Christine Stone, a freelance teacher trainer who has been working in Nepal for 30 years, personalises this further: “There are masses of teacher unions, one for every political party and they are very strong and very active,” she writes. “As a result, no permanent teacher can be sacked so many hardly teach at all….why bother if you get your money without the work?”
Umbrella, originally created to rescue and care for children who migrated into a net of corrupt Kathmandu children’s homes, recognised they were addressing merely the effects of the problem. The Rasuwa Project was their response to the causes.
The Project, focused in the village of Gatlang near the Tibetan border, worked with the local lower secondary school and teachers to become a teaching centre of excellence, both aesthetically and academically, using international volunteer teachers to model good practice while paying the salaries of two additional teachers to address the understaffing issues and provide infrastructural support. By inspiring local teachers, the education improved and the school began to bring prestige to the village. Of the 59 children from the district lodging in Umbrella’s homes returned in April 2011, 57 are still there. It is a success story.
However, in March of this year, global austerity caught up with Umbrella’s aid-stream and the Rasuwa Project was scaled-back to focus support on the residential childcare homes and concurrent reintegration work. Tsewang feels that, as the Project had such a positive effect so its removal will have a ‘negative impact’. Considering that Gatlang School has not been able to start the new term for the last 3 weeks because four government-funded teachers have not yet turned-up, it is hard not to disagree.

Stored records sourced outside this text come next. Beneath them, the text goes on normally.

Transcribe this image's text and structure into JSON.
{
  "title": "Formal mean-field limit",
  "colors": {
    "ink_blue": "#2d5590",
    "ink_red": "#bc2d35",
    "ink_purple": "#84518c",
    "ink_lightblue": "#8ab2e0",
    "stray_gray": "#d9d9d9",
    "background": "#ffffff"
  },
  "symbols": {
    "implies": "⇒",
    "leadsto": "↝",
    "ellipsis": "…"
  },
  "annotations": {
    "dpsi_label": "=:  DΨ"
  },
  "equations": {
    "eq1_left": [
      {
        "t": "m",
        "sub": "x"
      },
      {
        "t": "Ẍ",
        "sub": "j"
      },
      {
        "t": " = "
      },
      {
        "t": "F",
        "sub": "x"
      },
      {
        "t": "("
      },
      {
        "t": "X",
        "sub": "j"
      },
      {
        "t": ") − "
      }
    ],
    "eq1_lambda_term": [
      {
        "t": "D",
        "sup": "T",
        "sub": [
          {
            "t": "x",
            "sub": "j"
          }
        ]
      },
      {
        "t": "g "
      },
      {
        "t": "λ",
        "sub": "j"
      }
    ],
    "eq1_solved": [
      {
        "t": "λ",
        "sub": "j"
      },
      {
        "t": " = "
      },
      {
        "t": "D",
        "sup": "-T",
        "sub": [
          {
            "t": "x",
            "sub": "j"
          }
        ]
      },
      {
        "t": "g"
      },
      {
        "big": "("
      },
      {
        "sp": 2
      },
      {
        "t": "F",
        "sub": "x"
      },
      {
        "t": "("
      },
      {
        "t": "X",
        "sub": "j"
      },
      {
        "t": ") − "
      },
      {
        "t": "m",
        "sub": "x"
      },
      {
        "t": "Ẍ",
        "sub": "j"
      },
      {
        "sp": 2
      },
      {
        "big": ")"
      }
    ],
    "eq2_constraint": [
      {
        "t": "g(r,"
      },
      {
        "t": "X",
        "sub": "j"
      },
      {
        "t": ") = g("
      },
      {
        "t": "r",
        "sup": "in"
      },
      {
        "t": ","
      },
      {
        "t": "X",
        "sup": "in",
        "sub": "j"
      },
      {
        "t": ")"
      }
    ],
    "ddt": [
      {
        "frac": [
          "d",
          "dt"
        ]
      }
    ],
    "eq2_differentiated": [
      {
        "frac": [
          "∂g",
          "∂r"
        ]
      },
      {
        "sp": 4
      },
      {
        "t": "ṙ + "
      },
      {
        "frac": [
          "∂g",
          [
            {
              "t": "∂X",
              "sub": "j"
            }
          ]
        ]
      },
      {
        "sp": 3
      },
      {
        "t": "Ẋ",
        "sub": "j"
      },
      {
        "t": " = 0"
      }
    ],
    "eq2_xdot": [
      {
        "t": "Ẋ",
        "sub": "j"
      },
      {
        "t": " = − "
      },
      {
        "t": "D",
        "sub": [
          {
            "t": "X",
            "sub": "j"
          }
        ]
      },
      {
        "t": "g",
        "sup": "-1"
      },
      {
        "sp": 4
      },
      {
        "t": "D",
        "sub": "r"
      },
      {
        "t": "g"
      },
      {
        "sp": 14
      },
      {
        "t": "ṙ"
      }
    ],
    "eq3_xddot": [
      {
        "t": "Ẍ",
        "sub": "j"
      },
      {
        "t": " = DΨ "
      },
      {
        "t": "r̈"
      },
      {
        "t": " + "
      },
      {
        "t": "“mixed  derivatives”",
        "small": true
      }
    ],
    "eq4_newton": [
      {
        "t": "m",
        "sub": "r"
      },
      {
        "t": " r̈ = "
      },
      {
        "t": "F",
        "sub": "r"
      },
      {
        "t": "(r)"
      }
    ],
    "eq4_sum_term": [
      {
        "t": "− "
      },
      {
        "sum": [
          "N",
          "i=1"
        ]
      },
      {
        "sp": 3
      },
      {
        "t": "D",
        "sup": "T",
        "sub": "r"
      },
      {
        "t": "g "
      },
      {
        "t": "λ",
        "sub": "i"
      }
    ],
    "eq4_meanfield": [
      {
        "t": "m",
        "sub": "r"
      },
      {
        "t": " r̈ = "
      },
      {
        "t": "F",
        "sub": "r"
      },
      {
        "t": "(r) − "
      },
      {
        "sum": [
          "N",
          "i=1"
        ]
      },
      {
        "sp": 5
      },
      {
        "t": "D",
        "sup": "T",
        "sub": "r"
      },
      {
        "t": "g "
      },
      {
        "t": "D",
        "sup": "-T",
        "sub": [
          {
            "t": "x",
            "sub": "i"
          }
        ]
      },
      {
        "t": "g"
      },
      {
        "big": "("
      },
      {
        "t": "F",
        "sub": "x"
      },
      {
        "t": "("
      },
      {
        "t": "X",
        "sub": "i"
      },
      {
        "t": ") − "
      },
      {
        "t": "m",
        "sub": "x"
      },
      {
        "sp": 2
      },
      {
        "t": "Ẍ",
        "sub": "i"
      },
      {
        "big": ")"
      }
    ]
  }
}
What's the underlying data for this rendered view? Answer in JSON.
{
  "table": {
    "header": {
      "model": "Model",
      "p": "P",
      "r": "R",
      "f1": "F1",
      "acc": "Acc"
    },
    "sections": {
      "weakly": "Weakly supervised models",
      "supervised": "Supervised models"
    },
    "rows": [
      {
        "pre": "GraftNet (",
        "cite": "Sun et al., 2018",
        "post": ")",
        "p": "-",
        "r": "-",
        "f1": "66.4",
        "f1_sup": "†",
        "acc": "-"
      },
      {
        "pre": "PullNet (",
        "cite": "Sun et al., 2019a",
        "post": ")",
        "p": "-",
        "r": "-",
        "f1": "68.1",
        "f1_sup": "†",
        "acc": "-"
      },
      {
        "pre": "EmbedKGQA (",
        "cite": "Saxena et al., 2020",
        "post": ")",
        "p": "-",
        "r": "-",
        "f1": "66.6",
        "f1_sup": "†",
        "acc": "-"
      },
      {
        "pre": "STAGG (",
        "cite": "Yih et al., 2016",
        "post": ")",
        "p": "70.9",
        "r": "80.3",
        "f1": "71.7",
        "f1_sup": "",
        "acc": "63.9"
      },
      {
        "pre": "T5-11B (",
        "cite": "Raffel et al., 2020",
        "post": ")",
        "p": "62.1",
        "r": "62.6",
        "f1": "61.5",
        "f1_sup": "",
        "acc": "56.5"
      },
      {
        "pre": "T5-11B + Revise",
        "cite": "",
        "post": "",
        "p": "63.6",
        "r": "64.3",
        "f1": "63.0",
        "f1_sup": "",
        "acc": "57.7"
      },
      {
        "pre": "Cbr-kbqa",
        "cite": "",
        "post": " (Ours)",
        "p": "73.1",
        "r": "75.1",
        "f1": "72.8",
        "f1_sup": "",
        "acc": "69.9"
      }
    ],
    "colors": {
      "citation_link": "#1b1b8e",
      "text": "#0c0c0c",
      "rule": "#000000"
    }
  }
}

What the Rasuwa Project demonstrates though is that the Nepali education system does work when implemented effectively. What needs to be addressed is not the efficacy of its education, but its implementation and governance and this lies in teacher incentives. Whether or not a post-civil war government struggling to reach a consensus on a constitution has the stomach for such a fight is another question. But until it does, parents will continue to send their children unintentionally into squalor. As Country Director for Umbrella Macartan Gaughan concludes, “In Nepal they’re sacrificing their family life for education.”